The two would never have met or probably even have been aware of one another’s existence (Elizabeth died in 1603 when Nzinga was 20 years old and didn’t yet appear in historical records). But imagine if they had a portal through which to find each other so that they could share their experiences of being powerful women in a patriarchal world? What if they had some mechanism through which to communicate, where they could give each other strategic advice, teach each other their customs, become friends?
This magical instrument is gifted to each woman in the form of a mirror that allows them to travel in time to a place where they can come to understand each other and, not denying the incredibly different worlds they inhabited, how strangely similar some of their struggles might have been.
Written and directed by Philip Kingslan John from an original idea by Sasha Herriman, Nzingabeth or When Ana met Virginia is the coming together of two hugely important figures in world history.

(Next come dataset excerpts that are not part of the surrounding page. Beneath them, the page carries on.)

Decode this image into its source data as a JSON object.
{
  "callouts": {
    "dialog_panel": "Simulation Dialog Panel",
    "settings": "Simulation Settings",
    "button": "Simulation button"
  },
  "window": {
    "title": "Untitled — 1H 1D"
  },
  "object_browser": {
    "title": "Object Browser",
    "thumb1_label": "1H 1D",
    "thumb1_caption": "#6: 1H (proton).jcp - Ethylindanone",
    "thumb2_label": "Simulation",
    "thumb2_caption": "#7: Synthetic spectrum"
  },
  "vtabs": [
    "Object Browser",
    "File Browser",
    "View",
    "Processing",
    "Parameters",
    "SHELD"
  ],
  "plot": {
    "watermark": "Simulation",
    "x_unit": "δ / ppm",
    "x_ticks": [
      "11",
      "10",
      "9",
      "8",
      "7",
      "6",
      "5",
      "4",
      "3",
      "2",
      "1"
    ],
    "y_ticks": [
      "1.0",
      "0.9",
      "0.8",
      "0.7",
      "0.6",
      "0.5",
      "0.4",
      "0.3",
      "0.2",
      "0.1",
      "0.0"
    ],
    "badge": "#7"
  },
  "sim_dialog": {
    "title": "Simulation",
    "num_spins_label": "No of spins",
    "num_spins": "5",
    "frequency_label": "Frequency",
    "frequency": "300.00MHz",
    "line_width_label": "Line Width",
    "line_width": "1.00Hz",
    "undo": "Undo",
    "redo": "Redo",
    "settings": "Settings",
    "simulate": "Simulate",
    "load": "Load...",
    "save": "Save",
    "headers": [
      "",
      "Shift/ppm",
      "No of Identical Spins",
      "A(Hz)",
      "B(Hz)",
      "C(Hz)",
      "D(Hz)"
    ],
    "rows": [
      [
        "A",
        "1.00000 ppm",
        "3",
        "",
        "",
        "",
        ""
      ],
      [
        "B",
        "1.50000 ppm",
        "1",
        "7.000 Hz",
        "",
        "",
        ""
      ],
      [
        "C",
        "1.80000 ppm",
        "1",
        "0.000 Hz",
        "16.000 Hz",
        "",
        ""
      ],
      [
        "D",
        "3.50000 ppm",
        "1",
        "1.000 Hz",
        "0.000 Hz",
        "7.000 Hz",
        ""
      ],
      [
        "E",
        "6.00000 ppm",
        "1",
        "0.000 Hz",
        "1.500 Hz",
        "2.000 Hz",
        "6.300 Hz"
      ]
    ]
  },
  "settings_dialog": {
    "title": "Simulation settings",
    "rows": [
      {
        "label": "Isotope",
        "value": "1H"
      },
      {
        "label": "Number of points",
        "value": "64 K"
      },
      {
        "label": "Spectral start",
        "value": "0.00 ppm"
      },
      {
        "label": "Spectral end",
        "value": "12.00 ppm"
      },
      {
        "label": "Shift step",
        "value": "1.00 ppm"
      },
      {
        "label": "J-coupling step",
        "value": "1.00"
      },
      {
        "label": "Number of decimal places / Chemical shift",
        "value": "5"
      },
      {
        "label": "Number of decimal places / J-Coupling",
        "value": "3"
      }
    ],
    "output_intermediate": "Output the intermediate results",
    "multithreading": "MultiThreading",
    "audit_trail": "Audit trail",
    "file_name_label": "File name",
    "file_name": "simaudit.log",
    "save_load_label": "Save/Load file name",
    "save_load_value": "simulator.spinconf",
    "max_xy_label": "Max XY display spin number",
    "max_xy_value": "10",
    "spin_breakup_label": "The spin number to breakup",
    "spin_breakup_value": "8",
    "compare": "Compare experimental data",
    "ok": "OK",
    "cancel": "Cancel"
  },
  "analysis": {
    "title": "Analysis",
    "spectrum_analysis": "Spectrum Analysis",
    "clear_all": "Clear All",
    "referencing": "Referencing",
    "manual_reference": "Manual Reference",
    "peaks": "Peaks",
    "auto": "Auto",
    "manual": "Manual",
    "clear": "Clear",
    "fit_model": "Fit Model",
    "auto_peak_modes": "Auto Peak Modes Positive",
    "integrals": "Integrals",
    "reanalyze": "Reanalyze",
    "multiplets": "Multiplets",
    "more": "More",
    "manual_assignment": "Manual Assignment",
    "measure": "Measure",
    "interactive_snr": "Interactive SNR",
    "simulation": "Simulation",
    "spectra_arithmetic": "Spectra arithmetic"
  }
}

The women discuss issues such as love, war, appearance, race and family, eventually coming to realise their equality and bonding as females (even as feminists). As Nzinga, Gloria Lawrence seems freer and more fun next to Herriman’s staid but likeable Elizabeth. As the story goes on, both have relaxed into each other’s company, so much so that their images and realities become more than blurred. Behind them, supporting and serving them, are Kinza (Moses Hardwick) and Richard (Benjamin Akira Tallamy), who add welcome musicality to the show with their African drumming and Tudoresque guitar.
Expect excellent storytelling, plenty of singing/dancing and witticisms in this unusual and insightful glimpse into history. I went with two pre-teen girls, who enjoyed the lightness of what could be a difficult subject and I was surprised not to see any other children among this Theatre Tropicana audience. Celeste, aged 10, writes (careful, a couple of spoilers):
“I LOVED IT!
“My favourite Queen/person/actor was Nzinga. My favourite parts were when the drum man did a headspin, when Elizabeth sang a song about Henry VIII and when they swapped wigs.
“The silly part was when they sat on the music men. Ha! And when they drank caterpillar juice! I really liked it.”